Fallout from Dore Theft Continues

A Dore Entertainment cage cashier accused of stealing millions of dollars in money from Macau junket investors has left the once-booming business reeling, and may have endangered it altogether, according to a report.

Analysts expect 18th month of decline

The recent theft of millions of dollars from Macau junket operator Dore Entertainment has led to lengthy protests by former investors demanding the return of their money. The scandal may have crippled the industry indefinitely, according to a report by the Reuters news agency.

For the past two months, frustrated investors have protested outside Wynn Macau where the junket operated, seeking remuneration. The investors blame Dore for the theft, in which a cage cashier stole at least HKUS$500 million (US$64.52 million), though some allege the total could be as high as HKUS$2 billion. They say Dore head Charles Heung Wah Keung, whom Reuters identified as “an alleged triad crime gang member,” should compensate them for their losses.

He “has taken the victims’ blood and sweat … Heung is devoid of a conscience,” said Lydia Chen, who lost millions of dollars she loaned to Dore in 2015.

The crime may also have permanently shifted the focus in Macau from the VIP business to mass gaming.

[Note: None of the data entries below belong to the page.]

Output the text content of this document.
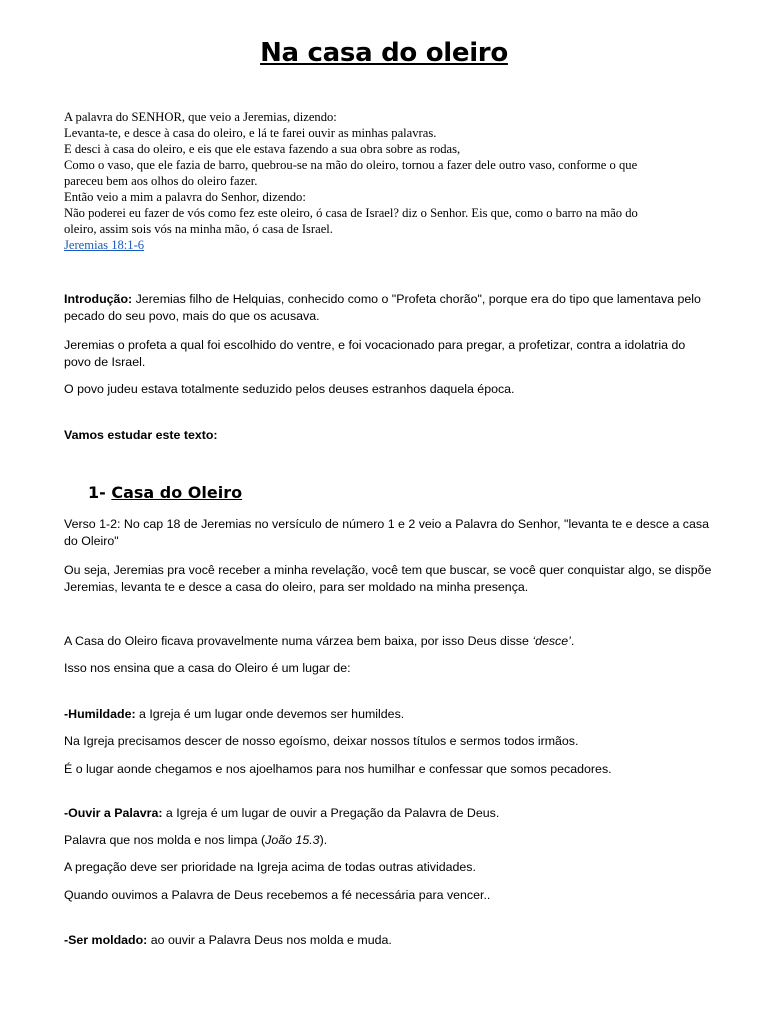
Na casa do oleiro
A palavra do SENHOR, que veio a Jeremias, dizendo:
Levanta-te, e desce à casa do oleiro, e lá te farei ouvir as minhas palavras.
E desci à casa do oleiro, e eis que ele estava fazendo a sua obra sobre as rodas,
Como o vaso, que ele fazia de barro, quebrou-se na mão do oleiro, tornou a fazer dele outro vaso, conforme o que
pareceu bem aos olhos do oleiro fazer.
Então veio a mim a palavra do Senhor, dizendo:
Não poderei eu fazer de vós como fez este oleiro, ó casa de Israel? diz o Senhor. Eis que, como o barro na mão do
oleiro, assim sois vós na minha mão, ó casa de Israel.
Jeremias 18:1-6

Introdução: Jeremias filho de Helquias, conhecido como o "Profeta chorão", porque era do tipo que lamentava pelo pecado do seu povo, mais do que os acusava.

Jeremias o profeta a qual foi escolhido do ventre, e foi vocacionado para pregar, a profetizar, contra a idolatria do povo de Israel.

O povo judeu estava totalmente seduzido pelos deuses estranhos daquela época.

Vamos estudar este texto:

1- Casa do Oleiro

Verso 1-2: No cap 18 de Jeremias no versículo de número 1 e 2 veio a Palavra do Senhor, "levanta te e desce a casa do Oleiro"

Ou seja, Jeremias pra você receber a minha revelação, você tem que buscar, se você quer conquistar algo, se dispõe Jeremias, levanta te e desce a casa do oleiro, para ser moldado na minha presença.

A Casa do Oleiro ficava provavelmente numa várzea bem baixa, por isso Deus disse ‘desce’.

Isso nos ensina que a casa do Oleiro é um lugar de:

-Humildade: a Igreja é um lugar onde devemos ser humildes.

Na Igreja precisamos descer de nosso egoísmo, deixar nossos títulos e sermos todos irmãos.

É o lugar aonde chegamos e nos ajoelhamos para nos humilhar e confessar que somos pecadores.

-Ouvir a Palavra: a Igreja é um lugar de ouvir a Pregação da Palavra de Deus.

Palavra que nos molda e nos limpa (João 15.3).

A pregação deve ser prioridade na Igreja acima de todas outras atividades.

Quando ouvimos a Palavra de Deus recebemos a fé necessária para vencer..

-Ser moldado: ao ouvir a Palavra Deus nos molda e muda.
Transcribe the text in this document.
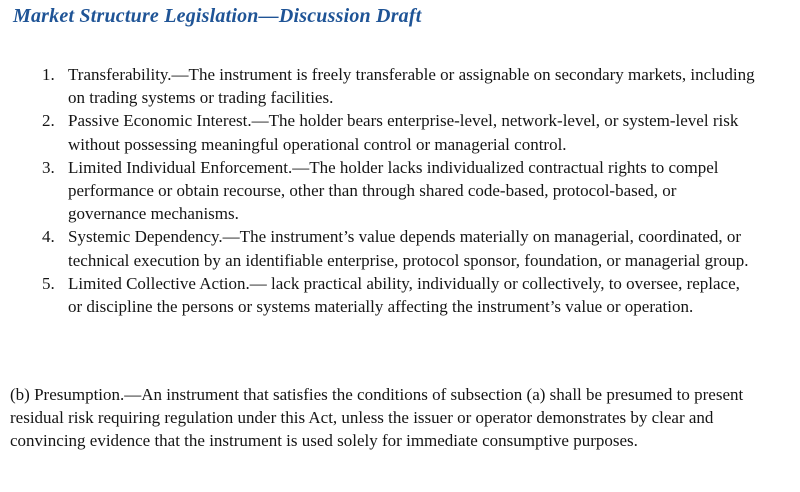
Market Structure Legislation—Discussion Draft
1. Transferability.—The instrument is freely transferable or assignable on secondary markets, including on trading systems or trading facilities.
2. Passive Economic Interest.—The holder bears enterprise-level, network-level, or system-level risk without possessing meaningful operational control or managerial control.
3. Limited Individual Enforcement.—The holder lacks individualized contractual rights to compel performance or obtain recourse, other than through shared code-based, protocol-based, or governance mechanisms.
4. Systemic Dependency.—The instrument’s value depends materially on managerial, coordinated, or technical execution by an identifiable enterprise, protocol sponsor, foundation, or managerial group.
5. Limited Collective Action.— lack practical ability, individually or collectively, to oversee, replace, or discipline the persons or systems materially affecting the instrument’s value or operation.

(b) Presumption.—An instrument that satisfies the conditions of subsection (a) shall be presumed to present residual risk requiring regulation under this Act, unless the issuer or operator demonstrates by clear and convincing evidence that the instrument is used solely for immediate consumptive purposes.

That trend was perhaps best reflected at Melco Crown’s new $3.2 billion Studio City resort, which opened in October with no VIP gaming tables.

After the opening, Melco Chairman Lawrence Ho said Macau’s VIP sector has been “permanently and structurally changed,” in part by the Dore theft, along with the Chinese government’s crackdown on corruption, which scared off a number of high rollers and led to a recession that is now in its 17th month.

Macau Chief Executive Fernando Chui Sai On says the slump is a sign that Macau needs to develop an economy beyond gaming, reported Macau Business. “The downturn of the economy is certainly an opportunity for us to set up new regional and strategic polices. After 10 years of rapid development in which the gaming industry dominated the whole economy, it has now brought us some problems to solve,” Chui told legislators in a recent address. The Macau Daily Times reported last week that Nomura expects the downward trend that began last summer to continue when the November numbers are released.

There is good news amid the bad: GGRAsia reports that the use of Alipay, China’s largest online payment service, could have “positive longer-term implications” for the gaming industry, according to Union Gaming Securities Asia Ltd.

In September, in a further move to monitor gaming by its citizens, Chinese authorities announced new annual limits on ATM withdrawals made outside Mainland China using the China UnionPay Ltd electronic transfer system. Though Alipay could serve as an alternative, said Govertsen, “We suspect the people most comfortable with using Alipay are generally younger, and therefore not necessarily high value potential visitors to Macau.” The Macau Business Daily reported that more than 100 stores now accept Alipay payments in Macau.

“We would expect pawnshops to explore the Alipay option over time, especially if any further UnionPay restrictions are put in place,” said Govertsen. But, he added, “As it relates to casino operators, we would not expect them to offer Alipay Wallet in-person payments on casino floors given how contentious that would be—not to mention potential legal ramifications.”